Hastings, 70, a seven-term representative from the Fort Lauderdale area, is the senior Democrat on the committee, and he sought the job. But many House Democrats said his impeachment as a federal judge 17 years ago made him an impossible choice, both politically and pragmatically.

The opposition against Hastings had upset some in the Congressional Black Caucus, and the spat threatened to split Democrats as they prepare to take control of Congress in January.

But Hastings on Tuesday pledged to work with Pelosi and whoever is chosen as the new chairman. He currently serves on the Rules Committee, which decides how bills are debated.

"Our national security is far more important than my professional security," Hastings said in a statement. "I will be seeking better and bigger opportunities in a Democratic Congress.

"There is much to be accomplished and little time to reset this nation's economic and spiritual compass," he said. "Sorry, haters, God is not finished with me yet."

Pelosi said she made the decision after extensive consultations with Hastings. Most committee chairmen are chosen by a cadre of House leaders, based loosely on seniority.
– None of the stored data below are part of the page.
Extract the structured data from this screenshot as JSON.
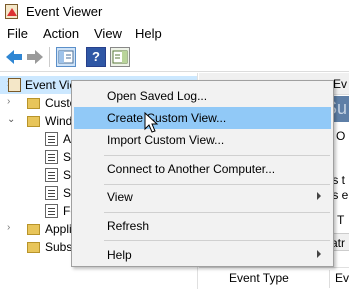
{
  "window": {
    "title": "Event Viewer"
  },
  "menu": [
    "File",
    "Action",
    "View",
    "Help"
  ],
  "toolbar": {
    "buttons": [
      "back-arrow-icon",
      "forward-arrow-icon",
      "show-hide-console-tree-icon",
      "help-icon",
      "show-hide-action-pane-icon"
    ],
    "help_glyph": "?"
  },
  "tree": {
    "items": [
      {
        "label": "Event Viewer (Local)",
        "shown": "Event Vie",
        "icon": "event-viewer-icon",
        "toggle": "›",
        "selected": true
      },
      {
        "label": "Custom Views",
        "shown": "Custo",
        "icon": "folder-icon",
        "toggle": "›"
      },
      {
        "label": "Windows Logs",
        "shown": "Wind",
        "icon": "folder-icon",
        "toggle": "⌄"
      },
      {
        "label": "Application",
        "shown": "A",
        "icon": "log-icon"
      },
      {
        "label": "Security",
        "shown": "Se",
        "icon": "log-icon"
      },
      {
        "label": "Setup",
        "shown": "Se",
        "icon": "log-icon"
      },
      {
        "label": "System",
        "shown": "Sy",
        "icon": "log-icon"
      },
      {
        "label": "Forwarded Events",
        "shown": "Fo",
        "icon": "log-icon"
      },
      {
        "label": "Applications and Services Logs",
        "shown": "Appli",
        "icon": "folder-icon",
        "toggle": "›"
      },
      {
        "label": "Subscriptions",
        "shown": "Subsc",
        "icon": "folder-icon"
      }
    ]
  },
  "right_panel": {
    "header_frag": "Ev",
    "banner_text": "Su",
    "frags": [
      "O",
      "ts t",
      "ts e",
      "T"
    ],
    "tab_frag": "atr",
    "column_header": "Event Type",
    "column_frag": "Ev"
  },
  "context_menu": {
    "items": [
      {
        "label": "Open Saved Log...",
        "submenu": false
      },
      {
        "label": "Create Custom View...",
        "submenu": false,
        "highlighted": true
      },
      {
        "label": "Import Custom View...",
        "submenu": false
      },
      {
        "label": "Connect to Another Computer...",
        "submenu": false
      },
      {
        "label": "View",
        "submenu": true
      },
      {
        "label": "Refresh",
        "submenu": false
      },
      {
        "label": "Help",
        "submenu": true
      }
    ]
  },
  "colors": {
    "highlight": "#91c9f7",
    "selection": "#cce8ff",
    "banner": "#5e7fa7"
  }
}
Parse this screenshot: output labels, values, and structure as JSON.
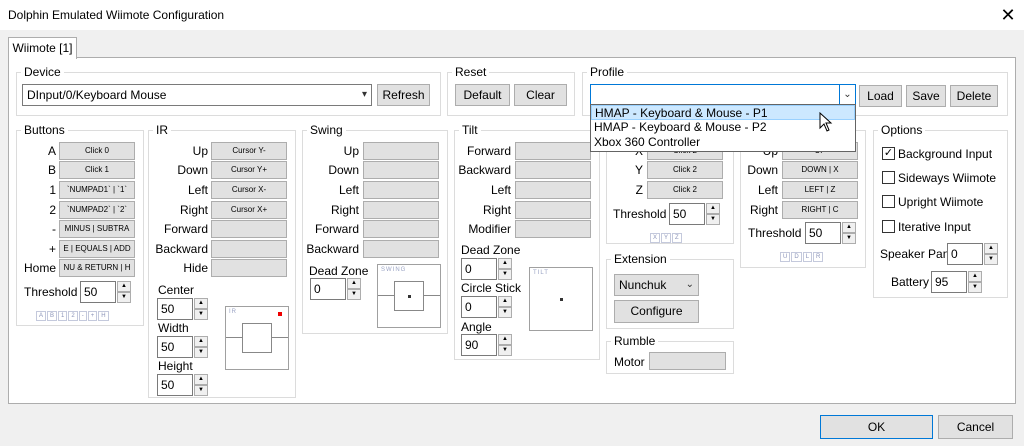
{
  "window": {
    "title": "Dolphin Emulated Wiimote Configuration",
    "close": "✕"
  },
  "tab": {
    "label": "Wiimote [1]"
  },
  "device": {
    "group": "Device",
    "value": "DInput/0/Keyboard Mouse",
    "refresh": "Refresh"
  },
  "reset": {
    "group": "Reset",
    "default": "Default",
    "clear": "Clear"
  },
  "profile": {
    "group": "Profile",
    "value": "",
    "load": "Load",
    "save": "Save",
    "delete": "Delete",
    "options": [
      "HMAP - Keyboard & Mouse - P1",
      "HMAP - Keyboard & Mouse - P2",
      "Xbox 360 Controller"
    ]
  },
  "buttons": {
    "group": "Buttons",
    "rows": [
      {
        "label": "A",
        "bind": "Click 0"
      },
      {
        "label": "B",
        "bind": "Click 1"
      },
      {
        "label": "1",
        "bind": "`NUMPAD1` | `1`"
      },
      {
        "label": "2",
        "bind": "`NUMPAD2` | `2`"
      },
      {
        "label": "-",
        "bind": "MINUS | SUBTRA"
      },
      {
        "label": "+",
        "bind": "E | EQUALS | ADD"
      },
      {
        "label": "Home",
        "bind": "NU & RETURN | H"
      }
    ],
    "threshold_label": "Threshold",
    "threshold": "50",
    "indicators": [
      "A",
      "B",
      "1",
      "2",
      "-",
      "+",
      "H"
    ]
  },
  "ir": {
    "group": "IR",
    "rows": [
      {
        "label": "Up",
        "bind": "Cursor Y-"
      },
      {
        "label": "Down",
        "bind": "Cursor Y+"
      },
      {
        "label": "Left",
        "bind": "Cursor X-"
      },
      {
        "label": "Right",
        "bind": "Cursor X+"
      },
      {
        "label": "Forward",
        "bind": ""
      },
      {
        "label": "Backward",
        "bind": ""
      },
      {
        "label": "Hide",
        "bind": ""
      }
    ],
    "center_label": "Center",
    "center": "50",
    "width_label": "Width",
    "width": "50",
    "height_label": "Height",
    "height": "50",
    "preview_label": "IR"
  },
  "swing": {
    "group": "Swing",
    "rows": [
      {
        "label": "Up",
        "bind": ""
      },
      {
        "label": "Down",
        "bind": ""
      },
      {
        "label": "Left",
        "bind": ""
      },
      {
        "label": "Right",
        "bind": ""
      },
      {
        "label": "Forward",
        "bind": ""
      },
      {
        "label": "Backward",
        "bind": ""
      }
    ],
    "deadzone_label": "Dead Zone",
    "deadzone": "0",
    "preview_label": "SWING"
  },
  "tilt": {
    "group": "Tilt",
    "rows": [
      {
        "label": "Forward",
        "bind": ""
      },
      {
        "label": "Backward",
        "bind": ""
      },
      {
        "label": "Left",
        "bind": ""
      },
      {
        "label": "Right",
        "bind": ""
      },
      {
        "label": "Modifier",
        "bind": ""
      }
    ],
    "deadzone_label": "Dead Zone",
    "deadzone": "0",
    "circle_label": "Circle Stick",
    "circle": "0",
    "angle_label": "Angle",
    "angle": "90",
    "preview_label": "TILT"
  },
  "shake": {
    "rows": [
      {
        "label": "X",
        "bind": "Click 2"
      },
      {
        "label": "Y",
        "bind": "Click 2"
      },
      {
        "label": "Z",
        "bind": "Click 2"
      }
    ],
    "threshold_label": "Threshold",
    "threshold": "50",
    "indicators": [
      "X",
      "Y",
      "Z"
    ]
  },
  "dpad": {
    "rows": [
      {
        "label": "Up",
        "bind": "UP"
      },
      {
        "label": "Down",
        "bind": "DOWN | X"
      },
      {
        "label": "Left",
        "bind": "LEFT | Z"
      },
      {
        "label": "Right",
        "bind": "RIGHT | C"
      }
    ],
    "threshold_label": "Threshold",
    "threshold": "50",
    "indicators": [
      "U",
      "D",
      "L",
      "R"
    ]
  },
  "extension": {
    "group": "Extension",
    "value": "Nunchuk",
    "configure": "Configure"
  },
  "rumble": {
    "group": "Rumble",
    "motor_label": "Motor",
    "motor": ""
  },
  "options": {
    "group": "Options",
    "background_input": "Background Input",
    "sideways": "Sideways Wiimote",
    "upright": "Upright Wiimote",
    "iterative": "Iterative Input",
    "speaker_label": "Speaker Pan",
    "speaker": "0",
    "battery_label": "Battery",
    "battery": "95",
    "checked_mark": "✓"
  },
  "footer": {
    "ok": "OK",
    "cancel": "Cancel"
  }
}
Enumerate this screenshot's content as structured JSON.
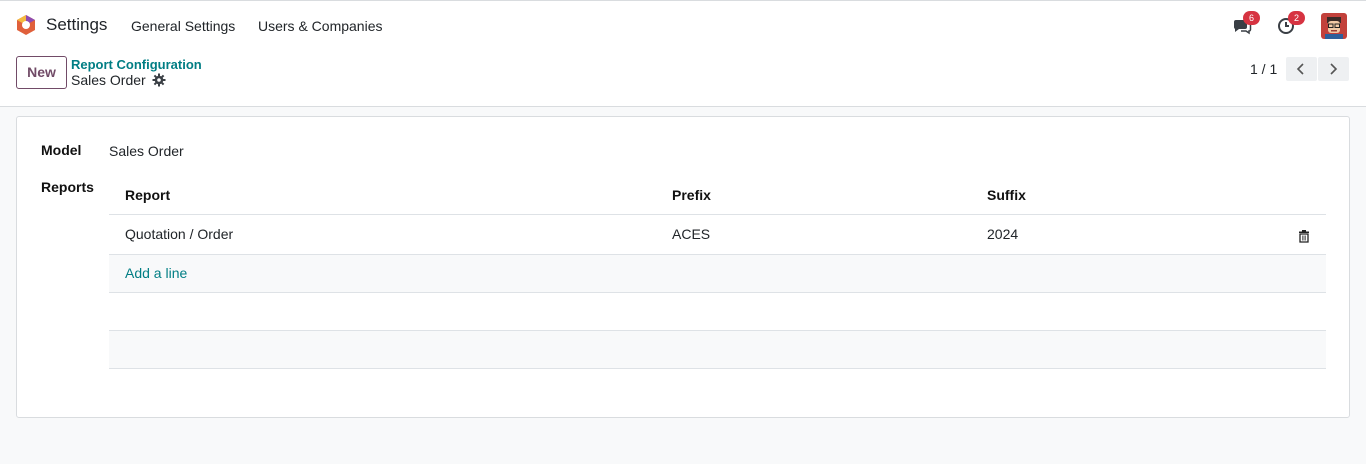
{
  "navbar": {
    "app_name": "Settings",
    "menu": [
      "General Settings",
      "Users & Companies"
    ],
    "messages_count": "6",
    "activities_count": "2"
  },
  "control": {
    "new_label": "New",
    "breadcrumb_parent": "Report Configuration",
    "breadcrumb_current": "Sales Order",
    "pager": "1 / 1"
  },
  "form": {
    "model_label": "Model",
    "model_value": "Sales Order",
    "reports_label": "Reports",
    "columns": [
      "Report",
      "Prefix",
      "Suffix"
    ],
    "rows": [
      {
        "report": "Quotation / Order",
        "prefix": "ACES",
        "suffix": "2024"
      }
    ],
    "add_line": "Add a line"
  },
  "colors": {
    "primary": "#714b67",
    "link": "#017e84",
    "badge": "#d63341"
  }
}
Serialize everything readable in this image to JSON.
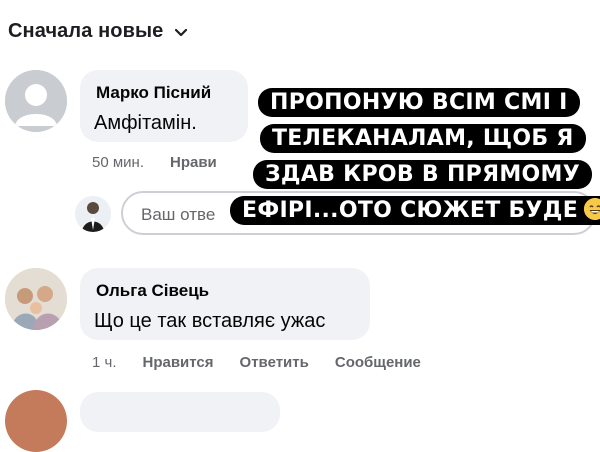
{
  "sort": {
    "label": "Сначала новые",
    "icon": "chevron-down-icon"
  },
  "comments": [
    {
      "author": "Марко Пісний",
      "text": "Амфітамін.",
      "time": "50 мин.",
      "like_label": "Нрави"
    },
    {
      "author": "Ольга Сівець",
      "text": "Що це так вставляє ужас",
      "time": "1 ч.",
      "like_label": "Нравится",
      "reply_label": "Ответить",
      "message_label": "Сообщение"
    }
  ],
  "reply": {
    "placeholder": "Ваш отве"
  },
  "overlay": {
    "lines": [
      "ПРОПОНУЮ ВСІМ СМІ І",
      "ТЕЛЕКАНАЛАМ, ЩОБ Я",
      "ЗДАВ КРОВ В ПРЯМОМУ",
      "ЕФІРІ...ОТО СЮЖЕТ БУДЕ"
    ],
    "emoji": "grinning-sweat-emoji-icon"
  },
  "colors": {
    "bubble": "#f0f2f5",
    "meta": "#65676b",
    "overlay_bg": "#000000"
  }
}
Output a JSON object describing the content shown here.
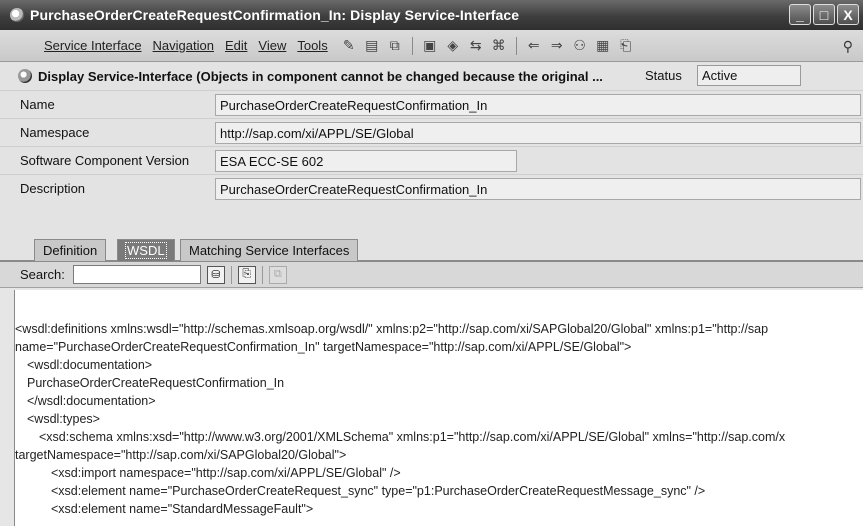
{
  "window": {
    "title": "PurchaseOrderCreateRequestConfirmation_In: Display Service-Interface",
    "minimize_label": "_",
    "maximize_label": "□",
    "close_label": "X"
  },
  "menu": [
    "Service Interface",
    "Navigation",
    "Edit",
    "View",
    "Tools"
  ],
  "toolbar_icons": {
    "group1": [
      "✎",
      "▤",
      "⧉"
    ],
    "group2": [
      "▣",
      "◈",
      "⇆",
      "⌘"
    ],
    "group3": [
      "⇐",
      "⇒",
      "⚇",
      "▦",
      "⎗"
    ],
    "pin": "⚲"
  },
  "header": {
    "title": "Display Service-Interface (Objects in component cannot be changed because the original ...",
    "status_label": "Status",
    "status_value": "Active"
  },
  "fields": [
    {
      "label": "Name",
      "value": "PurchaseOrderCreateRequestConfirmation_In"
    },
    {
      "label": "Namespace",
      "value": "http://sap.com/xi/APPL/SE/Global"
    },
    {
      "label": "Software Component Version",
      "value": "ESA ECC-SE 602"
    },
    {
      "label": "Description",
      "value": "PurchaseOrderCreateRequestConfirmation_In"
    }
  ],
  "tabs": [
    "Definition",
    "WSDL",
    "Matching Service Interfaces"
  ],
  "search": {
    "label": "Search:",
    "value": "",
    "btn_find": "⛁",
    "btn_next": "⎘",
    "btn_copy": "⧉"
  },
  "wsdl_lines": [
    "<wsdl:definitions xmlns:wsdl=\"http://schemas.xmlsoap.org/wsdl/\" xmlns:p2=\"http://sap.com/xi/SAPGlobal20/Global\" xmlns:p1=\"http://sap",
    "name=\"PurchaseOrderCreateRequestConfirmation_In\" targetNamespace=\"http://sap.com/xi/APPL/SE/Global\">",
    "<wsdl:documentation>",
    "PurchaseOrderCreateRequestConfirmation_In",
    "</wsdl:documentation>",
    "<wsdl:types>",
    "<xsd:schema xmlns:xsd=\"http://www.w3.org/2001/XMLSchema\" xmlns:p1=\"http://sap.com/xi/APPL/SE/Global\" xmlns=\"http://sap.com/x",
    "targetNamespace=\"http://sap.com/xi/SAPGlobal20/Global\">",
    "<xsd:import namespace=\"http://sap.com/xi/APPL/SE/Global\" />",
    "<xsd:element name=\"PurchaseOrderCreateRequest_sync\" type=\"p1:PurchaseOrderCreateRequestMessage_sync\" />",
    "<xsd:element name=\"StandardMessageFault\">"
  ]
}
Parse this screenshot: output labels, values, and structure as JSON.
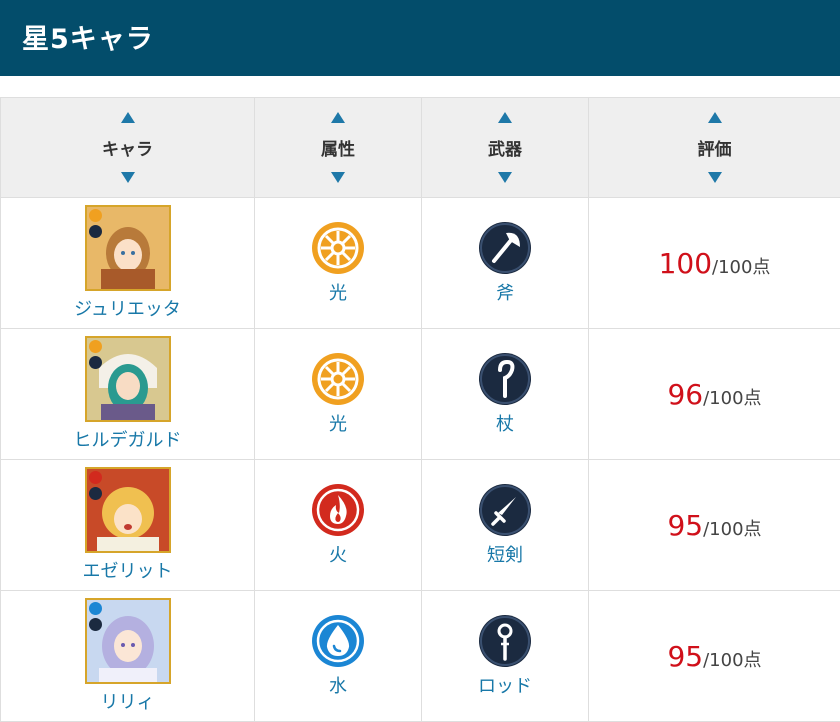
{
  "header": {
    "title": "星5キャラ"
  },
  "columns": {
    "character": "キャラ",
    "element": "属性",
    "weapon": "武器",
    "rating": "評価"
  },
  "rows": [
    {
      "name": "ジュリエッタ",
      "element": "光",
      "weapon": "斧",
      "score": "100",
      "max": "/100点",
      "element_icon": "light-element-icon",
      "weapon_icon": "axe-icon"
    },
    {
      "name": "ヒルデガルド",
      "element": "光",
      "weapon": "杖",
      "score": "96",
      "max": "/100点",
      "element_icon": "light-element-icon",
      "weapon_icon": "staff-icon"
    },
    {
      "name": "エゼリット",
      "element": "火",
      "weapon": "短剣",
      "score": "95",
      "max": "/100点",
      "element_icon": "fire-element-icon",
      "weapon_icon": "dagger-icon"
    },
    {
      "name": "リリィ",
      "element": "水",
      "weapon": "ロッド",
      "score": "95",
      "max": "/100点",
      "element_icon": "water-element-icon",
      "weapon_icon": "rod-icon"
    }
  ],
  "colors": {
    "header_bg": "#034d6b",
    "link": "#1878a8",
    "score": "#d0101a",
    "light": "#f0a020",
    "fire": "#d22a1e",
    "water": "#1b86d4",
    "weapon_bg": "#1b2a40"
  }
}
But the House Permanent Select Committee on Intelligence is structured differently, and the decision is solely Pelosi's. She did not suggest whom she might choose.

The ranking Democrat on the committee now is Rep. Jane Harman, a moderate from California, but she and Pelosi share an animosity toward one another that makes her promotion unlikely.

Other potential chairmen include Rep. Silvestre Reyes of Texas, the No. 3 Democrat on the committee, and Rep. Sanford Bishop, D-Ga., another black caucus member who was passed over as ranking member in 2003.

Hastings had the backing of former Sen. Bob Graham, D-Fla., a past Senate intelligence chairman.

But Hastings was dogged by his impeachment as a federal judge in 1989 following allegations he had solicited bribes - despite having been acquitted at trial. Last week, Hastings sent colleagues a letter contending the decision to impeach him was made without all the facts.

House members and aides said Hastings' conciliatory tone likely averted a showdown between Pelosi and the Congressional Black Caucus.

"For anybody to be more upset than Alcee Hastings probably won't get as far as they would have gotten had he been very upset and shooting back," said Rep. Kendrick Meek, D-Miami, a member of the black caucus. "I wouldn't say people are just going to move on, but he has set the tone for the response."